FACT CHECK:   Was a young man denied service at a Redmond 7-11 store due to his status as a military reservist?

Claim:   A young man was denied service at a Redmond 7-11 store due to his status as a military reservist.

   FALSE

Example:    [Collected via e-mail, July 2015]

Read on facebook that a 7-11 clerk in Redmond, Washington refused to wait on a man because he was in the military. He was buying cigarettes and showed his military ID — clerk said she couldn’t serve him.

Origins:   On 22 July 2015, Facebook user Daylene Dunham published a Facebook status update in which she claimed that her sister’s fiance (Collin Brown) had been denied service at a Redmond, Washington, 7-11 convenience store due to his status as a military reservist:

Earlier today my sister and her fiance went to this 7-Eleven he was buying cigarettes and a slurpee, when he showed his military ID as proof of age for cigarettes.
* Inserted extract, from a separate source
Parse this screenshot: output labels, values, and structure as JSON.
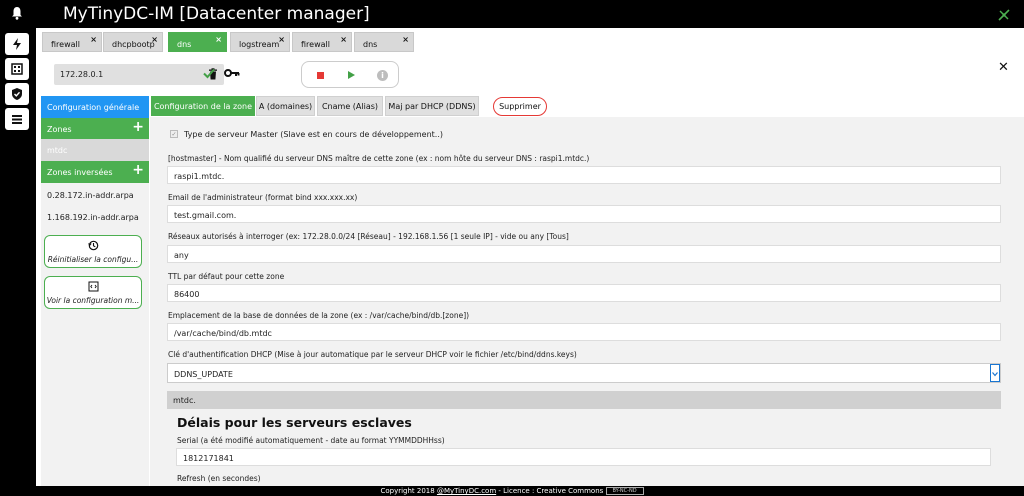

The employee said “you are in the military we cannot serve you” not because he wasn’t of age to buy the things he was wanting to buy but because he is a member of our armed forces…..DESPICABLE!

WTF BAD MOVE 7-ELEVEN BAD MOVE…..

Where’s the media outrage over this discrimination….

As with a similar July 2015 shunned serviceman claim, Dunham’s post was captured and shared numerous times to the Facebook page of the company in question (in this instance the 7-11 chain of convience stores). And like a then-recent rumor targeting a Minnesota SuperAmerica gas station (a claim later proved false), the Facebook rumor quoted above closely resembled long-circulatings urban legends wherein members of the military are said to have been denied service (often at convenience stores) by foreign (i.e., Muslim) clerks who are not fond of American soldiers.

One different aspect of Dunham’s claim (compared to older rumors) was one of the items Brown purportedly attempted to purchase: cigarettes. While most claims involving refusal of service to military members seem to involve gasoline (which is not restricted to persons over the ages of 18 or 21), cigarettes are an item for which cashiers must exercise exceptional caution in age verification. Standards of proof vary from jurisdiction to jurisdiction, but cigarettes (and alcohol) are items that often prompt retail employees to err on the side of caution and refuse sale if they feel uncertain of a customer’s age.

We contacted 7-11’s media relations department about the incident, and representative for the chain told us that the issue had to do with a problem verifying the customer’s age, not his status as a military reservist:

It’s clear that a misunderstanding occurred at a franchised 7-Eleven store. We understand that a customer presented a military ID as a form of identification when buying age-restricted products, and the Franchisee’s store associate could not clearly read the birth date. In this instance, the store associate, by law, was required to ask to see a second form of ID with a birthdate. After the customer’s age was verified, the transaction was completed. Serving members of the military, being named a top military-friendly company and employing military veterans are great honors for 7-Eleven.